Tuesday, June 17, 2014

Media and Abortion


The many pro-abortion agendas “Obvious Child” serves



By Dave Andrusko
Jenny Slate, who plays Donna Stern, and director Gillian Robespierre
Jenny Slate, who plays Donna Stern, and director Gillian Robespierre

As we anticipated last week, the accolades for “Obvious Child”—the abortion “comedy”—are starting to roll in. How could it be otherwise when the film, directed by Gillian Robespierre and starring Jenny Slate as Donna Stern, serves to promote so many pro-abortion agendas and is so, so hilarious? (Heads up—“Obvious Child” is, we’re told, a “rom-com,” a romantic comedy.)
Writing for the Boston Globe, Matt Juul tells us, “Considering the predictable plots and fairy tale endings of most Hollywood romantic comedies, ‘Obvious Child’ is a refreshing take on the played out genre because it’s not only hilarious, but also unabashedly honest.”

If you read many critics, it less hilarious than it is honest. By honest they mean vulgar, tasteless on so many levels, and completely value-free. The film is a perfect example of what so many “feminists” tout as their birth-right. A kind of pre-adolescent liberation that springs from turning anything and everything—even the death of an unborn child—into a joke, made all the funnier by encasing it in sophomoric language that you’d expect in a senior high locker room.
As Washington Post film critic Ann Hornaday writes (she loved “Obvious Child”) “Robes­pierre, like so many of her contemporaries, clearly sees profanity as a legitimate arrow in the quiver of liberation, a mode of bracing, confrontational candor that instantly disarms fusty structures of sexism and other depredations.” So, the fouler the mouth, the sturdier the challenges to “sexism and other depredations.”

Rachel Dry, also of the Post, loves the movie just as much.
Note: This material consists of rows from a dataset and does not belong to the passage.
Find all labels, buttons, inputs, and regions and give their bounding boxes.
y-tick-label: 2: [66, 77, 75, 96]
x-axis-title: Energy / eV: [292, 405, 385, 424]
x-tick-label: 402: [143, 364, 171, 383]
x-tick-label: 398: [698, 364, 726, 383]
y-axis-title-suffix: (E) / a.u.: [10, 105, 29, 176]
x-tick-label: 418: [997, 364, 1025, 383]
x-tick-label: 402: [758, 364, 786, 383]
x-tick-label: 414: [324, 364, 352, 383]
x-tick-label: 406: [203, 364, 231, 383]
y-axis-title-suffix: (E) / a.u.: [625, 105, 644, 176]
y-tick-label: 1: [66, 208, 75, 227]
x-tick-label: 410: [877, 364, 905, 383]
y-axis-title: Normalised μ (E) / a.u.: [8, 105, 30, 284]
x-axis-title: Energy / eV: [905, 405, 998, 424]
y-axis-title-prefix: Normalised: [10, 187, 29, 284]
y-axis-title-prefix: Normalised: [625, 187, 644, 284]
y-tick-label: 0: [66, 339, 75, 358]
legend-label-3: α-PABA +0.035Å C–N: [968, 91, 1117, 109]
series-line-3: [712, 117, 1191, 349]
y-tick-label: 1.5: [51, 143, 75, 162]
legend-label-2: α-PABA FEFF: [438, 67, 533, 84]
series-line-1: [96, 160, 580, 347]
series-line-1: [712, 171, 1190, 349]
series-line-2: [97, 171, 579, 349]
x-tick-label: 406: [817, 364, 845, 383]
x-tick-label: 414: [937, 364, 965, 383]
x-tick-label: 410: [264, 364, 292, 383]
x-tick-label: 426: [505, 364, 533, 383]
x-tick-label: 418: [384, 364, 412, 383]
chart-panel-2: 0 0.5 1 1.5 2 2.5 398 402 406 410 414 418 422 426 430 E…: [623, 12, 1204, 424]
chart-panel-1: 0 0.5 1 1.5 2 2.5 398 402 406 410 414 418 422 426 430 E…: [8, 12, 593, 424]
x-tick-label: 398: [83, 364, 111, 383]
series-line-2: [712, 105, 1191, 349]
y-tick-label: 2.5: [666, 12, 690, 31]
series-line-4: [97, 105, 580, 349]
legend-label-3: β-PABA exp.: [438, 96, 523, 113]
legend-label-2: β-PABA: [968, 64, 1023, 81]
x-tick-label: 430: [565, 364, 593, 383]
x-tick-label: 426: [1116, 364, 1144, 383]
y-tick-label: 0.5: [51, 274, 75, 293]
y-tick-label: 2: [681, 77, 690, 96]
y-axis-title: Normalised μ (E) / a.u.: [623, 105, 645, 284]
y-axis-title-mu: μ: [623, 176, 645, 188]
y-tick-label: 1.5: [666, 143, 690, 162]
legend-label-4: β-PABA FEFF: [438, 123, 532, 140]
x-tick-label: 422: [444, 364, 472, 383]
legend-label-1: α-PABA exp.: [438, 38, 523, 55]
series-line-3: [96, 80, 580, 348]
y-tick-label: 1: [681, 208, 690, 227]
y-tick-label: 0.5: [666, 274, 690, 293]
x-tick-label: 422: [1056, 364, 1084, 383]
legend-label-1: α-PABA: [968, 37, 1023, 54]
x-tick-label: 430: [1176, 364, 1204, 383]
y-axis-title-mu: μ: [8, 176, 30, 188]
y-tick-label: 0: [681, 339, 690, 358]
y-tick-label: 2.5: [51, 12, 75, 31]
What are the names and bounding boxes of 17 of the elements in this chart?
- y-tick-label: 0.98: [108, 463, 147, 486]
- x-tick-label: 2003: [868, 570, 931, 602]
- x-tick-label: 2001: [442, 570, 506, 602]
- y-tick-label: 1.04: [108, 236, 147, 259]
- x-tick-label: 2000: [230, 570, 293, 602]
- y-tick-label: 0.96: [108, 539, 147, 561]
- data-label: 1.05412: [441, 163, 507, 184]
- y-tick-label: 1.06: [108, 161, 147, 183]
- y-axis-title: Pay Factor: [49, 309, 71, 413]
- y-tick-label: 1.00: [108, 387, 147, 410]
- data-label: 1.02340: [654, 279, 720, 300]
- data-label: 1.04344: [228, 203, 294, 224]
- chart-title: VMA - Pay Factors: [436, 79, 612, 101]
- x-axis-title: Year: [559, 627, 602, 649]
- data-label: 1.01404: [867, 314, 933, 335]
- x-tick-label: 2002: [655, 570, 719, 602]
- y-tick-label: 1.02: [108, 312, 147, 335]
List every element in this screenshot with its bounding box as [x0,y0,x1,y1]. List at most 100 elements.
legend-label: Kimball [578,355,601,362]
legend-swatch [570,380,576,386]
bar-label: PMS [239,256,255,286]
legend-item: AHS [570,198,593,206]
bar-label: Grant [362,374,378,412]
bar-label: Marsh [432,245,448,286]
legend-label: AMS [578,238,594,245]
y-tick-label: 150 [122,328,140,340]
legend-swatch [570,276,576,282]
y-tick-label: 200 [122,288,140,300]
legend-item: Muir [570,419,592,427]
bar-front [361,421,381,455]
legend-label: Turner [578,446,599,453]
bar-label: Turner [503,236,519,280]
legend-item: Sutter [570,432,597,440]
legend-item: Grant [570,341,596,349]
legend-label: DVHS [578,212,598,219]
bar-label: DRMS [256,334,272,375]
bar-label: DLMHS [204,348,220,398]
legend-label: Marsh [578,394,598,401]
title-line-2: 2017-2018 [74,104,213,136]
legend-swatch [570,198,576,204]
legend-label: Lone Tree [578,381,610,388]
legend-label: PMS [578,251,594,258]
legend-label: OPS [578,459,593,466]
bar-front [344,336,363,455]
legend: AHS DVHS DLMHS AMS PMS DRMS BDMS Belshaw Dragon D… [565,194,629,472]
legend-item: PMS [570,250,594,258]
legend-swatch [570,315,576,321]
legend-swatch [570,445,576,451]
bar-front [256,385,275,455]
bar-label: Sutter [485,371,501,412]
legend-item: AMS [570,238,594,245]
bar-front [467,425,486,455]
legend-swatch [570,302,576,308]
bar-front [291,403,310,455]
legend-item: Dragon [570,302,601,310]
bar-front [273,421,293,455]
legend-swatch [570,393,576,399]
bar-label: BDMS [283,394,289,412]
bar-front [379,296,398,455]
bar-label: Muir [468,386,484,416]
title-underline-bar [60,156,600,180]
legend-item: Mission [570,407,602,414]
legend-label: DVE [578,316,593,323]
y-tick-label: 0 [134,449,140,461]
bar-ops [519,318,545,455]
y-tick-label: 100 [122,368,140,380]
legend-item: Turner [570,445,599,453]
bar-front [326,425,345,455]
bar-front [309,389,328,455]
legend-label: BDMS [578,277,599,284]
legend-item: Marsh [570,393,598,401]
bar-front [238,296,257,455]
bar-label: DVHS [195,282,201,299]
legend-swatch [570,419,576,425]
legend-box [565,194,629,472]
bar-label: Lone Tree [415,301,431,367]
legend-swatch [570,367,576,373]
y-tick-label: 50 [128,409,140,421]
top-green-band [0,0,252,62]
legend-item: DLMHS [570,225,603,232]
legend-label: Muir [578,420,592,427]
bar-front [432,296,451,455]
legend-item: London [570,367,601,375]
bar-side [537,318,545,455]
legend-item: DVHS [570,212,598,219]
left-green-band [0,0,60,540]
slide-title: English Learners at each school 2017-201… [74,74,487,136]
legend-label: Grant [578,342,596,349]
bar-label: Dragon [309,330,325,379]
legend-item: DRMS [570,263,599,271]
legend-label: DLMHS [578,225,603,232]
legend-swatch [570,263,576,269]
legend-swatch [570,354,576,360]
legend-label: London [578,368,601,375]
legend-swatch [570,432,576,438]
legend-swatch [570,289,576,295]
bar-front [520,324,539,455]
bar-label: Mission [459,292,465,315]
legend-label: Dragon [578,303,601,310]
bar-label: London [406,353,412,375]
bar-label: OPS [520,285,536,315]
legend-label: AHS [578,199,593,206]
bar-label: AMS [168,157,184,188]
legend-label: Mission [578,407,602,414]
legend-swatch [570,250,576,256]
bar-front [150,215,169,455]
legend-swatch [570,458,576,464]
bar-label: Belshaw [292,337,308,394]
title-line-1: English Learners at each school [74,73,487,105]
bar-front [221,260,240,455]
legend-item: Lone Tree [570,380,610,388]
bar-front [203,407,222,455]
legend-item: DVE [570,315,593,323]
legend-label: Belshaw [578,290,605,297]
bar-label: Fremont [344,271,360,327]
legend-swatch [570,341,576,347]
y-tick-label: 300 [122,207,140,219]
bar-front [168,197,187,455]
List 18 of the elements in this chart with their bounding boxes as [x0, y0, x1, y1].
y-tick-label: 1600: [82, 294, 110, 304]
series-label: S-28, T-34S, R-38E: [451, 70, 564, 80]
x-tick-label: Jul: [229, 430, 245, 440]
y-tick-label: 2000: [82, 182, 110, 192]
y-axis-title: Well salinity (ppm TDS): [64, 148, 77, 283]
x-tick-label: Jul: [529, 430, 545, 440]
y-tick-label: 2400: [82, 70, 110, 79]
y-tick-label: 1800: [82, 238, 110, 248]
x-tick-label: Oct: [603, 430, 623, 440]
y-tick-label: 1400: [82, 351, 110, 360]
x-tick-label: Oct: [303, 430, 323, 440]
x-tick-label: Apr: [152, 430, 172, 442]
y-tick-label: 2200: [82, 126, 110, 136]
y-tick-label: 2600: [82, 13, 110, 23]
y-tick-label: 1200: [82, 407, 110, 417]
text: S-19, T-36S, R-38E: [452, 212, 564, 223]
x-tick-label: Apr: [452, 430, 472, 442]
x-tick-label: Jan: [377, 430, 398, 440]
She writes
In addition to making a stigma-free movie about abortion, Robespierre, 35, also wanted to make one that gives viewers some of the gooey sweetness that people find so satisfying in romantic comedies.
“I would love it to be something people play all the time — on their sick day when they want to snuggle in bed and be comforted by their favorite romantic comedy,” Robespierre says.
And it does have a lot of what a sick-day rom-com viewer might want. A grand gesture. A big reveal. Perfectly timed flowers delivered by Max (Jake Lacy), the onetime and possible future romantic interest who is, in Slate’s description, a “sort of a bro, a handsome-face blond-hair nice-biceps business-school dude” who loves her character’s sense of humor.

The night before Donna is scheduled to have her abortion, she goes onstage, where she is funny, confident and operating on the edge of what it is comfortable to hear people talk about into a microphone. She tells the crowd exactly what is happening in that moment in her life.

Stigma-free; gooey sweetness; an empty-headed hunk (Max) who will support Slate’s decision; and the “freedom” to share the death of her child on stage. “Obvious Child” mocks the seriousness of what Stern is doing, in the process shattering what used to be called decorum, all in the service of producing a good movie that can be watched on a rainy afternoon. Third and finally
If it takes the death of a defenseless unborn child to help Stern make “wiser and more compassionate,” what a small price to pay for adulthood. Hornaday’s conclusion is what you could see telegraphed a mile away:

Through it all, even despite her crankiest, most selfish and adolescent moments, Donna earns the audience’s support, thanks largely to the inherent sweetness Slate brings to her screwed-up but lovable character. There are as many awkward, discomfiting sequences in “Obvious Child” as there are interludes of genuine fun and romance.
The result is a movie that feels risky and forgiving and, despite its traditional rom-com contours, refreshingly new. If we can stipulate that existence is an inherently messy affair, ungainly and contradictory and confoundingly unresolved, then “Obvious Child” may be the most pro-life movie of the year.

So if Donna is sufficiently “sweet” and if we understand that life is complicated and “cofoundingly unresolved,” presto, chango, the destruction of life becomes its affirmation—“pro-life.”
The child has served his or her purpose: Stern is wiser, her boyfriend is even more understanding than he was before, and they—but not their baby—live happily ever after.
What a message to send to young women and men. Irresponsibility and crudity and violence as fodder for a good movie.